A difficult question indeed, posed on Sky's Sophie Ridge on Sunday this morning to Oliver Dowden, the UK's new Deputy Prime Minister, following Mr Raab's resignation from the post. Mr Dowden did not answer it directly, saying rather that Mr Raab had kept his promise to resign if there were 'adverse findings' against him.

Many on social media found this reply unsatisfactory after Mr Raab's sour letter of resignation, and also duplicitous. Mr Dowden referred to the report of Adam Tolley KC, who had investigated the bullying charge over five months, as an 'interpretation', a term they took as more government double-talk to imply there was something defective if not dismissible about the findings.

In the world of politics, there are always good grounds for this alternative 'interpretation', of course. But let us consider if an honest answer to the question is possible at all, given the context: a loaded question, no doubt justifiable but loaded nonetheless, on a popular and widely reported TV show; Mr Dowden's personal standards under the spotlight as well as his professional duty to his party; and the readiness of opponents to pounce on his every word as evidence of the basest villainy regarding both.

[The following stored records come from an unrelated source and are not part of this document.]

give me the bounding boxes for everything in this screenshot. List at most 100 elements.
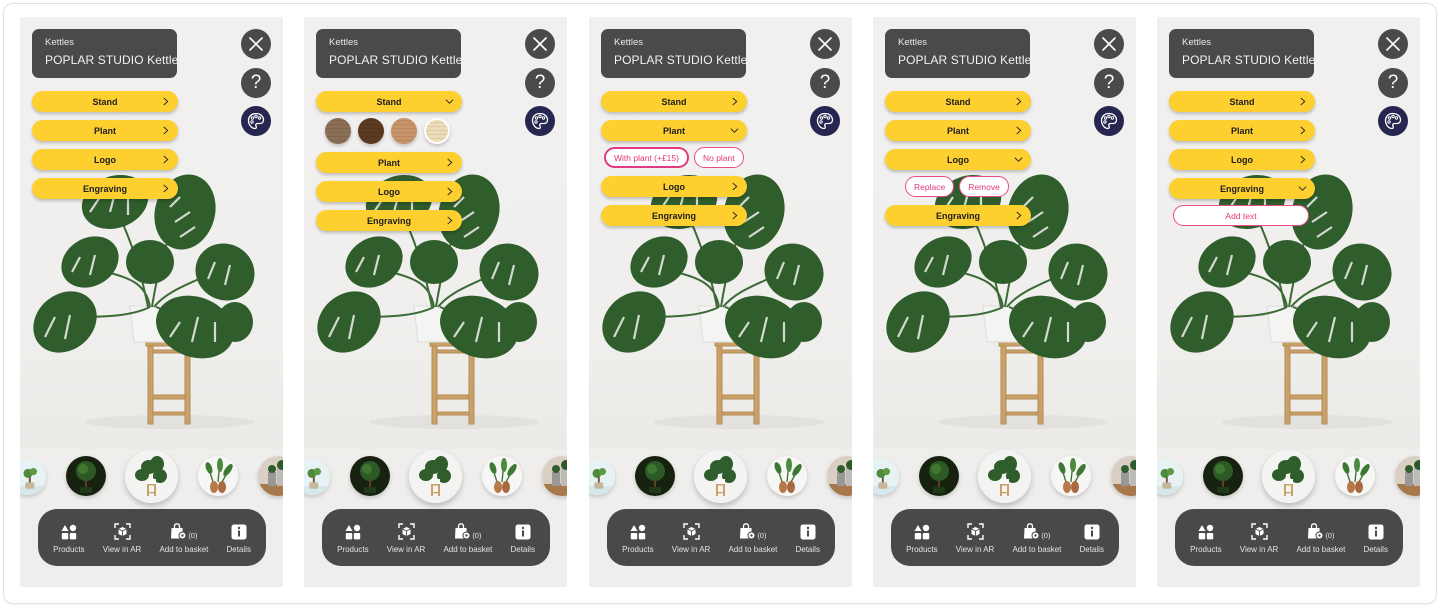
swatch-light-oak[interactable]	[391, 118, 417, 144]
nav-details[interactable]: Details	[1363, 522, 1388, 554]
option-engraving-button[interactable]: Engraving	[1169, 178, 1315, 199]
option-logo-button[interactable]: Logo	[601, 176, 747, 197]
option-label: Stand	[945, 96, 971, 107]
swatch-rustic-wood[interactable]	[325, 118, 351, 144]
option-plant-button[interactable]: Plant	[885, 120, 1031, 141]
option-plant-button[interactable]: Plant	[316, 152, 462, 173]
nav-products[interactable]: Products	[337, 522, 369, 554]
remove-logo-button[interactable]: Remove	[959, 176, 1009, 197]
carousel-item[interactable]	[1157, 459, 1183, 495]
option-stand-button[interactable]: Stand	[32, 91, 178, 112]
carousel-item[interactable]	[635, 456, 675, 496]
nav-products[interactable]: Products	[1190, 522, 1222, 554]
carousel-item[interactable]	[1203, 456, 1243, 496]
customize-palette-button[interactable]	[241, 106, 271, 136]
replace-logo-button[interactable]: Replace	[905, 176, 955, 197]
carousel-item[interactable]	[304, 459, 330, 495]
carousel-item[interactable]	[1335, 456, 1375, 496]
option-stand-button[interactable]: Stand	[1169, 91, 1315, 112]
carousel-item-selected[interactable]	[694, 450, 747, 503]
nav-details[interactable]: Details	[1079, 522, 1104, 554]
customize-palette-button[interactable]	[1094, 106, 1124, 136]
close-button[interactable]	[241, 29, 271, 59]
option-plant-button[interactable]: Plant	[1169, 120, 1315, 141]
customization-options: Stand Plant Logo Engraving	[32, 91, 178, 207]
nav-details[interactable]: Details	[226, 522, 251, 554]
basket-count: (0)	[472, 530, 482, 540]
carousel-item[interactable]	[1111, 456, 1136, 496]
with-plant-option[interactable]: With plant (+£15)	[604, 147, 689, 168]
carousel-item-selected[interactable]	[409, 450, 462, 503]
carousel-item[interactable]	[827, 456, 852, 496]
customize-palette-button[interactable]	[810, 106, 840, 136]
option-stand-button[interactable]: Stand	[316, 91, 462, 112]
option-logo-button[interactable]: Logo	[316, 181, 462, 202]
nav-products[interactable]: Products	[53, 522, 85, 554]
carousel-item[interactable]	[542, 456, 567, 496]
carousel-item[interactable]	[198, 456, 238, 496]
carousel-item[interactable]	[1395, 456, 1420, 496]
help-button[interactable]: ?	[241, 68, 271, 98]
option-plant-button[interactable]: Plant	[32, 120, 178, 141]
option-stand-button[interactable]: Stand	[601, 91, 747, 112]
carousel-item-selected[interactable]	[1262, 450, 1315, 503]
option-label: Stand	[1229, 96, 1255, 107]
nav-view-in-ar[interactable]: View in AR	[387, 522, 425, 554]
close-button[interactable]	[810, 29, 840, 59]
nav-add-to-basket[interactable]: (0) Add to basket	[1296, 522, 1345, 554]
carousel-item-selected[interactable]	[978, 450, 1031, 503]
customize-palette-button[interactable]	[1378, 106, 1408, 136]
carousel-item[interactable]	[350, 456, 390, 496]
carousel-item[interactable]	[873, 459, 899, 495]
option-logo-button[interactable]: Logo	[885, 149, 1031, 170]
option-engraving-button[interactable]: Engraving	[32, 178, 178, 199]
customize-palette-button[interactable]	[525, 106, 555, 136]
nav-view-in-ar[interactable]: View in AR	[1240, 522, 1278, 554]
help-button[interactable]: ?	[810, 68, 840, 98]
topiary-tree-thumb	[66, 456, 106, 496]
carousel-item[interactable]	[66, 456, 106, 496]
no-plant-option[interactable]: No plant	[693, 147, 744, 168]
option-stand-button[interactable]: Stand	[885, 91, 1031, 112]
carousel-item-selected[interactable]	[125, 450, 178, 503]
swatch-dark-walnut[interactable]	[358, 118, 384, 144]
plant-in-metal-pots-thumb	[1111, 456, 1136, 496]
nav-add-to-basket[interactable]: (0) Add to basket	[159, 522, 208, 554]
nav-add-to-basket[interactable]: (0) Add to basket	[1012, 522, 1061, 554]
ar-cube-icon	[966, 522, 984, 540]
nav-add-to-basket[interactable]: (0) Add to basket	[728, 522, 777, 554]
option-engraving-button[interactable]: Engraving	[601, 205, 747, 226]
close-button[interactable]	[1094, 29, 1124, 59]
close-button[interactable]	[1378, 29, 1408, 59]
nav-view-in-ar[interactable]: View in AR	[956, 522, 994, 554]
carousel-item[interactable]	[20, 459, 46, 495]
close-button[interactable]	[525, 29, 555, 59]
app-screen-3: Kettles POPLAR STUDIO Kettle ? Stand Plan…	[589, 17, 852, 587]
nav-details[interactable]: Details	[510, 522, 535, 554]
nav-view-in-ar[interactable]: View in AR	[672, 522, 710, 554]
help-button[interactable]: ?	[525, 68, 555, 98]
option-logo-button[interactable]: Logo	[32, 149, 178, 170]
carousel-item[interactable]	[258, 456, 283, 496]
ar-cube-icon	[1250, 522, 1268, 540]
nav-add-to-basket[interactable]: (0) Add to basket	[443, 522, 492, 554]
add-text-button[interactable]: Add text	[1173, 205, 1309, 226]
app-screen-5: Kettles POPLAR STUDIO Kettle ? Stand Plan…	[1157, 17, 1420, 587]
help-button[interactable]: ?	[1378, 68, 1408, 98]
option-engraving-button[interactable]: Engraving	[316, 210, 462, 231]
nav-view-in-ar[interactable]: View in AR	[103, 522, 141, 554]
option-engraving-button[interactable]: Engraving	[885, 205, 1031, 226]
carousel-item[interactable]	[767, 456, 807, 496]
help-button[interactable]: ?	[1094, 68, 1124, 98]
nav-details[interactable]: Details	[795, 522, 820, 554]
carousel-item[interactable]	[919, 456, 959, 496]
swatch-birch[interactable]	[424, 118, 450, 144]
app-screen-4: Kettles POPLAR STUDIO Kettle ? Stand Plan…	[873, 17, 1136, 587]
carousel-item[interactable]	[1051, 456, 1091, 496]
carousel-item[interactable]	[482, 456, 522, 496]
carousel-item[interactable]	[589, 459, 615, 495]
option-logo-button[interactable]: Logo	[1169, 149, 1315, 170]
option-plant-button[interactable]: Plant	[601, 120, 747, 141]
nav-products[interactable]: Products	[622, 522, 654, 554]
nav-products[interactable]: Products	[906, 522, 938, 554]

Still Mr Dowden might have started a genuinely honest answer along these lines: "Look, I know I am here to answer questions, not to ask them, but I really can't answer that question. It'd be terribly arrogant of me, grossly judgmental, to do so - lacking in ordinary common decency expected of us all. May I ask - not to be evasive or argumentative - would you comment in public on the character and conduct of some colleague of yours in your field, journalism, on occasions you were not even present? Would anyone, in any field?  No one, not just me, can discuss a colleague in that way."

That may carry weight as an honest answer? Over to you.

Along with which Mr Dowden might be thought to have been fair in what he actually said. He pointed out there had been a long and careful inquiry; he raised no question as to the independence or professional competence of the investigation; and ended by saying Mr Raab had promised to resign if there were any adverse findings and that accordingly Mr Raab had resigned. Contrary to the interpretation of Mr Dowden's reply as suspect, some might say this suggests he accepts the conclusions of the Tolley report.

The problem seems to be whether there's any answer to the question that will satisfy voters' fierce loyalties, whichever side they are on. What can it mean to be 'honest' in politics today? Is it possible for any politician or political party to bring the country together by speaking up for obvious common interests in accountability, probity and fair-minded government, when the country is fundamentally, maybe indefinitely, at odds with itself after Brexit?